GET API for node state shows node state as "NODE_NOT_READY" and failure message as "Waiting for edge node to be ready."

GET https://10.##.##.01/api/v1/transport-nodes/########-4107-####-bb04-############/state
{
    "transport_node_id": "########-4107-####-bb04-############",
    "maintenance_mode_state": "DISABLED",
    "node_deployment_state": {
        "state": "NODE_NOT_READY",
        "failure_message": "",
        "failure_code": -1
    },
    "hardware_version": "vmx-##",
    "state": "pending",
    "details": [
        {
            "sub_system_id": "########-4107-####-bb04-############",
            "sub_system_type": "Host",
            "state": "pending",
            "failure_message": "Waiting for edge node to be ready."
        }
    ]
}


Logs :

To check high count of EdgeConfigUpdateMsg sent by the Edge Nodes to MP.

/var/log/proton/nsxapi.log

Minute wise count of EdgeConfigUpdateMsg sent from all edge nodes.

/var/log/proton$ grep "Receive EdgeConfigUpdateMsg" nsxapi* | grep "2024-12-01T09:21" | wc -l
173

This tells approximately 173 EdgeConfigUpdateMsg are sent per minute by all edge nodes.


Per edge node per minute EdgeConfigUpdateMsg count.

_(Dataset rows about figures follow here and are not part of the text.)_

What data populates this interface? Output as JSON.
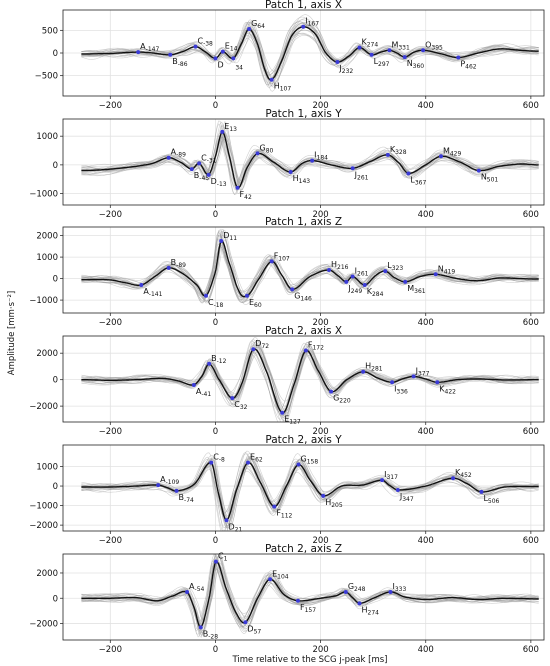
{
  "xlabel": "Time relative to the SCG j-peak [ms]",
  "ylabel": "Amplitude [mm·s⁻²]",
  "xlim": [
    -290,
    625
  ],
  "x_ticks": [
    -200,
    0,
    200,
    400,
    600
  ],
  "chart_data": [
    {
      "type": "line",
      "title": "Patch 1, axis X",
      "ylim": [
        -950,
        950
      ],
      "y_ticks": [
        -500,
        0,
        500
      ],
      "points": [
        {
          "l": "A",
          "s": "-147",
          "x": -147,
          "y": 20
        },
        {
          "l": "B",
          "s": "-86",
          "x": -86,
          "y": -40
        },
        {
          "l": "C",
          "s": "-38",
          "x": -38,
          "y": 140
        },
        {
          "l": "D",
          "s": "",
          "x": 0,
          "y": -120
        },
        {
          "l": "E",
          "s": "14",
          "x": 14,
          "y": 30
        },
        {
          "l": "",
          "s": "34",
          "x": 34,
          "y": -120
        },
        {
          "l": "G",
          "s": "64",
          "x": 64,
          "y": 530
        },
        {
          "l": "H",
          "s": "107",
          "x": 107,
          "y": -590
        },
        {
          "l": "I",
          "s": "167",
          "x": 167,
          "y": 580
        },
        {
          "l": "J",
          "s": "232",
          "x": 232,
          "y": -200
        },
        {
          "l": "K",
          "s": "274",
          "x": 274,
          "y": 120
        },
        {
          "l": "L",
          "s": "297",
          "x": 297,
          "y": -40
        },
        {
          "l": "M",
          "s": "331",
          "x": 331,
          "y": 60
        },
        {
          "l": "N",
          "s": "360",
          "x": 360,
          "y": -90
        },
        {
          "l": "O",
          "s": "395",
          "x": 395,
          "y": 60
        },
        {
          "l": "P",
          "s": "462",
          "x": 462,
          "y": -100
        }
      ],
      "curve": [
        [
          -250,
          -20
        ],
        [
          -200,
          -10
        ],
        [
          -147,
          20
        ],
        [
          -120,
          0
        ],
        [
          -86,
          -40
        ],
        [
          -60,
          40
        ],
        [
          -38,
          140
        ],
        [
          -20,
          30
        ],
        [
          0,
          -120
        ],
        [
          14,
          30
        ],
        [
          34,
          -120
        ],
        [
          50,
          220
        ],
        [
          64,
          530
        ],
        [
          80,
          200
        ],
        [
          95,
          -400
        ],
        [
          107,
          -590
        ],
        [
          125,
          -200
        ],
        [
          145,
          380
        ],
        [
          167,
          580
        ],
        [
          190,
          420
        ],
        [
          210,
          0
        ],
        [
          232,
          -200
        ],
        [
          255,
          -60
        ],
        [
          274,
          120
        ],
        [
          297,
          -40
        ],
        [
          315,
          20
        ],
        [
          331,
          60
        ],
        [
          345,
          0
        ],
        [
          360,
          -90
        ],
        [
          378,
          20
        ],
        [
          395,
          60
        ],
        [
          430,
          -20
        ],
        [
          462,
          -100
        ],
        [
          500,
          0
        ],
        [
          540,
          90
        ],
        [
          580,
          60
        ],
        [
          610,
          40
        ]
      ]
    },
    {
      "type": "line",
      "title": "Patch 1, axis Y",
      "ylim": [
        -1400,
        1600
      ],
      "y_ticks": [
        -1000,
        0,
        1000
      ],
      "points": [
        {
          "l": "A",
          "s": "-89",
          "x": -89,
          "y": 250
        },
        {
          "l": "B",
          "s": "-45",
          "x": -45,
          "y": -150
        },
        {
          "l": "C",
          "s": "-31",
          "x": -31,
          "y": 50
        },
        {
          "l": "D",
          "s": "-13",
          "x": -13,
          "y": -350
        },
        {
          "l": "E",
          "s": "13",
          "x": 13,
          "y": 1150
        },
        {
          "l": "F",
          "s": "42",
          "x": 42,
          "y": -800
        },
        {
          "l": "G",
          "s": "80",
          "x": 80,
          "y": 400
        },
        {
          "l": "H",
          "s": "143",
          "x": 143,
          "y": -250
        },
        {
          "l": "I",
          "s": "184",
          "x": 184,
          "y": 150
        },
        {
          "l": "J",
          "s": "261",
          "x": 261,
          "y": -120
        },
        {
          "l": "K",
          "s": "328",
          "x": 328,
          "y": 350
        },
        {
          "l": "L",
          "s": "367",
          "x": 367,
          "y": -300
        },
        {
          "l": "M",
          "s": "429",
          "x": 429,
          "y": 300
        },
        {
          "l": "N",
          "s": "501",
          "x": 501,
          "y": -200
        }
      ],
      "curve": [
        [
          -250,
          -200
        ],
        [
          -200,
          -150
        ],
        [
          -150,
          -50
        ],
        [
          -120,
          50
        ],
        [
          -89,
          250
        ],
        [
          -65,
          80
        ],
        [
          -45,
          -150
        ],
        [
          -31,
          50
        ],
        [
          -13,
          -350
        ],
        [
          0,
          300
        ],
        [
          13,
          1150
        ],
        [
          25,
          400
        ],
        [
          42,
          -800
        ],
        [
          60,
          -100
        ],
        [
          80,
          400
        ],
        [
          110,
          100
        ],
        [
          143,
          -250
        ],
        [
          165,
          50
        ],
        [
          184,
          150
        ],
        [
          220,
          0
        ],
        [
          261,
          -120
        ],
        [
          295,
          120
        ],
        [
          328,
          350
        ],
        [
          350,
          50
        ],
        [
          367,
          -300
        ],
        [
          400,
          0
        ],
        [
          429,
          300
        ],
        [
          465,
          100
        ],
        [
          501,
          -200
        ],
        [
          540,
          -50
        ],
        [
          580,
          30
        ],
        [
          610,
          0
        ]
      ]
    },
    {
      "type": "line",
      "title": "Patch 1, axis Z",
      "ylim": [
        -1600,
        2400
      ],
      "y_ticks": [
        -1000,
        0,
        1000,
        2000
      ],
      "points": [
        {
          "l": "A",
          "s": "-141",
          "x": -141,
          "y": -300
        },
        {
          "l": "B",
          "s": "-89",
          "x": -89,
          "y": 500
        },
        {
          "l": "C",
          "s": "-18",
          "x": -18,
          "y": -800
        },
        {
          "l": "D",
          "s": "11",
          "x": 11,
          "y": 1750
        },
        {
          "l": "E",
          "s": "60",
          "x": 60,
          "y": -800
        },
        {
          "l": "F",
          "s": "107",
          "x": 107,
          "y": 800
        },
        {
          "l": "G",
          "s": "146",
          "x": 146,
          "y": -500
        },
        {
          "l": "H",
          "s": "216",
          "x": 216,
          "y": 400
        },
        {
          "l": "I",
          "s": "261",
          "x": 261,
          "y": 100
        },
        {
          "l": "J",
          "s": "249",
          "x": 249,
          "y": -150
        },
        {
          "l": "K",
          "s": "284",
          "x": 284,
          "y": -300
        },
        {
          "l": "L",
          "s": "323",
          "x": 323,
          "y": 350
        },
        {
          "l": "M",
          "s": "361",
          "x": 361,
          "y": -150
        },
        {
          "l": "N",
          "s": "419",
          "x": 419,
          "y": 200
        }
      ],
      "curve": [
        [
          -250,
          -50
        ],
        [
          -200,
          -60
        ],
        [
          -170,
          -200
        ],
        [
          -141,
          -300
        ],
        [
          -115,
          100
        ],
        [
          -89,
          500
        ],
        [
          -60,
          200
        ],
        [
          -35,
          -300
        ],
        [
          -18,
          -800
        ],
        [
          0,
          300
        ],
        [
          11,
          1750
        ],
        [
          25,
          800
        ],
        [
          45,
          -600
        ],
        [
          60,
          -800
        ],
        [
          80,
          -100
        ],
        [
          107,
          800
        ],
        [
          125,
          200
        ],
        [
          146,
          -500
        ],
        [
          180,
          100
        ],
        [
          216,
          400
        ],
        [
          235,
          100
        ],
        [
          249,
          -150
        ],
        [
          261,
          100
        ],
        [
          284,
          -300
        ],
        [
          305,
          150
        ],
        [
          323,
          350
        ],
        [
          340,
          50
        ],
        [
          361,
          -150
        ],
        [
          390,
          100
        ],
        [
          419,
          200
        ],
        [
          460,
          0
        ],
        [
          500,
          -100
        ],
        [
          540,
          30
        ],
        [
          580,
          0
        ],
        [
          610,
          -20
        ]
      ]
    },
    {
      "type": "line",
      "title": "Patch 2, axis X",
      "ylim": [
        -3200,
        3300
      ],
      "y_ticks": [
        -2000,
        0,
        2000
      ],
      "points": [
        {
          "l": "A",
          "s": "-41",
          "x": -41,
          "y": -400
        },
        {
          "l": "B",
          "s": "-12",
          "x": -12,
          "y": 1200
        },
        {
          "l": "C",
          "s": "32",
          "x": 32,
          "y": -1400
        },
        {
          "l": "D",
          "s": "72",
          "x": 72,
          "y": 2300
        },
        {
          "l": "E",
          "s": "127",
          "x": 127,
          "y": -2500
        },
        {
          "l": "F",
          "s": "172",
          "x": 172,
          "y": 2200
        },
        {
          "l": "G",
          "s": "220",
          "x": 220,
          "y": -900
        },
        {
          "l": "H",
          "s": "281",
          "x": 281,
          "y": 600
        },
        {
          "l": "I",
          "s": "336",
          "x": 336,
          "y": -200
        },
        {
          "l": "J",
          "s": "377",
          "x": 377,
          "y": 250
        },
        {
          "l": "K",
          "s": "422",
          "x": 422,
          "y": -200
        }
      ],
      "curve": [
        [
          -250,
          0
        ],
        [
          -200,
          -50
        ],
        [
          -150,
          0
        ],
        [
          -100,
          100
        ],
        [
          -70,
          -100
        ],
        [
          -41,
          -400
        ],
        [
          -25,
          300
        ],
        [
          -12,
          1200
        ],
        [
          5,
          100
        ],
        [
          32,
          -1400
        ],
        [
          50,
          -300
        ],
        [
          72,
          2300
        ],
        [
          95,
          800
        ],
        [
          127,
          -2500
        ],
        [
          150,
          -300
        ],
        [
          172,
          2200
        ],
        [
          195,
          700
        ],
        [
          220,
          -900
        ],
        [
          250,
          0
        ],
        [
          281,
          600
        ],
        [
          310,
          100
        ],
        [
          336,
          -200
        ],
        [
          355,
          50
        ],
        [
          377,
          250
        ],
        [
          400,
          50
        ],
        [
          422,
          -200
        ],
        [
          460,
          0
        ],
        [
          500,
          50
        ],
        [
          550,
          -20
        ],
        [
          610,
          0
        ]
      ]
    },
    {
      "type": "line",
      "title": "Patch 2, axis Y",
      "ylim": [
        -2300,
        2100
      ],
      "y_ticks": [
        -2000,
        -1000,
        0,
        1000
      ],
      "points": [
        {
          "l": "A",
          "s": "-109",
          "x": -109,
          "y": 50
        },
        {
          "l": "B",
          "s": "-74",
          "x": -74,
          "y": -250
        },
        {
          "l": "C",
          "s": "-8",
          "x": -8,
          "y": 1200
        },
        {
          "l": "D",
          "s": "21",
          "x": 21,
          "y": -1750
        },
        {
          "l": "E",
          "s": "62",
          "x": 62,
          "y": 1200
        },
        {
          "l": "F",
          "s": "112",
          "x": 112,
          "y": -1050
        },
        {
          "l": "G",
          "s": "158",
          "x": 158,
          "y": 1100
        },
        {
          "l": "H",
          "s": "205",
          "x": 205,
          "y": -500
        },
        {
          "l": "I",
          "s": "317",
          "x": 317,
          "y": 300
        },
        {
          "l": "J",
          "s": "347",
          "x": 347,
          "y": -200
        },
        {
          "l": "K",
          "s": "452",
          "x": 452,
          "y": 400
        },
        {
          "l": "L",
          "s": "506",
          "x": 506,
          "y": -300
        }
      ],
      "curve": [
        [
          -250,
          -50
        ],
        [
          -200,
          -50
        ],
        [
          -150,
          0
        ],
        [
          -109,
          50
        ],
        [
          -90,
          -100
        ],
        [
          -74,
          -250
        ],
        [
          -40,
          100
        ],
        [
          -8,
          1200
        ],
        [
          5,
          -300
        ],
        [
          21,
          -1750
        ],
        [
          40,
          -200
        ],
        [
          62,
          1200
        ],
        [
          85,
          200
        ],
        [
          112,
          -1050
        ],
        [
          135,
          0
        ],
        [
          158,
          1100
        ],
        [
          180,
          300
        ],
        [
          205,
          -500
        ],
        [
          240,
          0
        ],
        [
          280,
          50
        ],
        [
          317,
          300
        ],
        [
          330,
          50
        ],
        [
          347,
          -200
        ],
        [
          400,
          0
        ],
        [
          452,
          400
        ],
        [
          480,
          100
        ],
        [
          506,
          -300
        ],
        [
          550,
          -50
        ],
        [
          610,
          -20
        ]
      ]
    },
    {
      "type": "line",
      "title": "Patch 2, axis Z",
      "ylim": [
        -3300,
        3500
      ],
      "y_ticks": [
        -2000,
        0,
        2000
      ],
      "points": [
        {
          "l": "A",
          "s": "-54",
          "x": -54,
          "y": 500
        },
        {
          "l": "B",
          "s": "-28",
          "x": -28,
          "y": -2300
        },
        {
          "l": "C",
          "s": "1",
          "x": 1,
          "y": 2900
        },
        {
          "l": "D",
          "s": "57",
          "x": 57,
          "y": -1900
        },
        {
          "l": "E",
          "s": "104",
          "x": 104,
          "y": 1500
        },
        {
          "l": "F",
          "s": "157",
          "x": 157,
          "y": -200
        },
        {
          "l": "G",
          "s": "248",
          "x": 248,
          "y": 500
        },
        {
          "l": "H",
          "s": "274",
          "x": 274,
          "y": -400
        },
        {
          "l": "I",
          "s": "333",
          "x": 333,
          "y": 500
        }
      ],
      "curve": [
        [
          -250,
          0
        ],
        [
          -200,
          0
        ],
        [
          -150,
          50
        ],
        [
          -110,
          -200
        ],
        [
          -80,
          200
        ],
        [
          -54,
          500
        ],
        [
          -40,
          -800
        ],
        [
          -28,
          -2300
        ],
        [
          -12,
          0
        ],
        [
          1,
          2900
        ],
        [
          20,
          800
        ],
        [
          40,
          -1200
        ],
        [
          57,
          -1900
        ],
        [
          80,
          0
        ],
        [
          104,
          1500
        ],
        [
          130,
          300
        ],
        [
          157,
          -200
        ],
        [
          200,
          0
        ],
        [
          230,
          200
        ],
        [
          248,
          500
        ],
        [
          262,
          0
        ],
        [
          274,
          -400
        ],
        [
          300,
          0
        ],
        [
          333,
          500
        ],
        [
          360,
          100
        ],
        [
          400,
          -100
        ],
        [
          450,
          50
        ],
        [
          500,
          -100
        ],
        [
          550,
          0
        ],
        [
          610,
          -50
        ]
      ]
    }
  ]
}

/var/log/proton$ grep "EdgeConfigUpdateMsg for fabric edge node" nsxapi* | grep "2024-12-01T09:21" | grep ########-b435-####-a299-############
nsxapi.2.log:2024-12-01T09:21:15.352Z  INFO EdgeTNRpcRequestRouter2 EdgeTNConfigUpdateRequestHandler 77172 FABRIC [nsx@6876 comp="nsx-manager" level="INFO" subcomp="manager"] Received message: EdgeConfigUpdateMsg for fabric edge node: ########-b435-####-a299-############
nsxapi.2.log:2024-12-01T09:21:35.972Z  INFO EdgeTNRpcRequestRouter5 EdgeTNConfigUpdateRequestHandler 77172 FABRIC [nsx@6876 comp="nsx-manager" level="INFO" subcomp="manager"] Received message: EdgeConfigUpdateMsg for fabric edge node: ########-b435-####-a299-############
nsxapi.2.log:2024-12-01T09:21:59.148Z  INFO EdgeTNRpcRequestRouter4 EdgeTNConfigUpdateRequestHandler 77172 FABRIC [nsx@6876 comp="nsx-manager" level="INFO" subcomp="manager"] Received message: EdgeConfigUpdateMsg for fabric edge node: ########-b435-####-a299-############

This tells approximately 3 EdgeConfigUpdateMsg are sent by an edge node, even though there is no config changes on edge node. 

On a scale setup, Edge MP gets overloaded with a lot of EdgeConfigUpdateMsgs from Edge (every 5 seconds) which it could not ACK on time. Because of this, incoming AppInitMsgs from new edge nodes are not replied by manager.

Environment

VMware NSX

Cause

Edge is sending high count of EdgeConfigUpdateMsgs at short interval of 5 seconds. If reply is not received from MP, then Edge re-sends EdgeConfigUpdateMsgs again.

In scale setup EdgeConfigUpdateMsgs count becomes high on manager nodes and manager gets overloaded. Because of this incoming AppInitMsgs from new Edge nodes are not replied by manager. This causes Edge node to be stuck in node_not_ready state.

Resolution

Impacted Version : NSX 4.x

Fixed Version : This issue is fixed in future release of NSX.

Workaround : Reboot all 3 manager nodes so that message queue becomes empty and AppInitMsgs from new Edge nodes will get reply.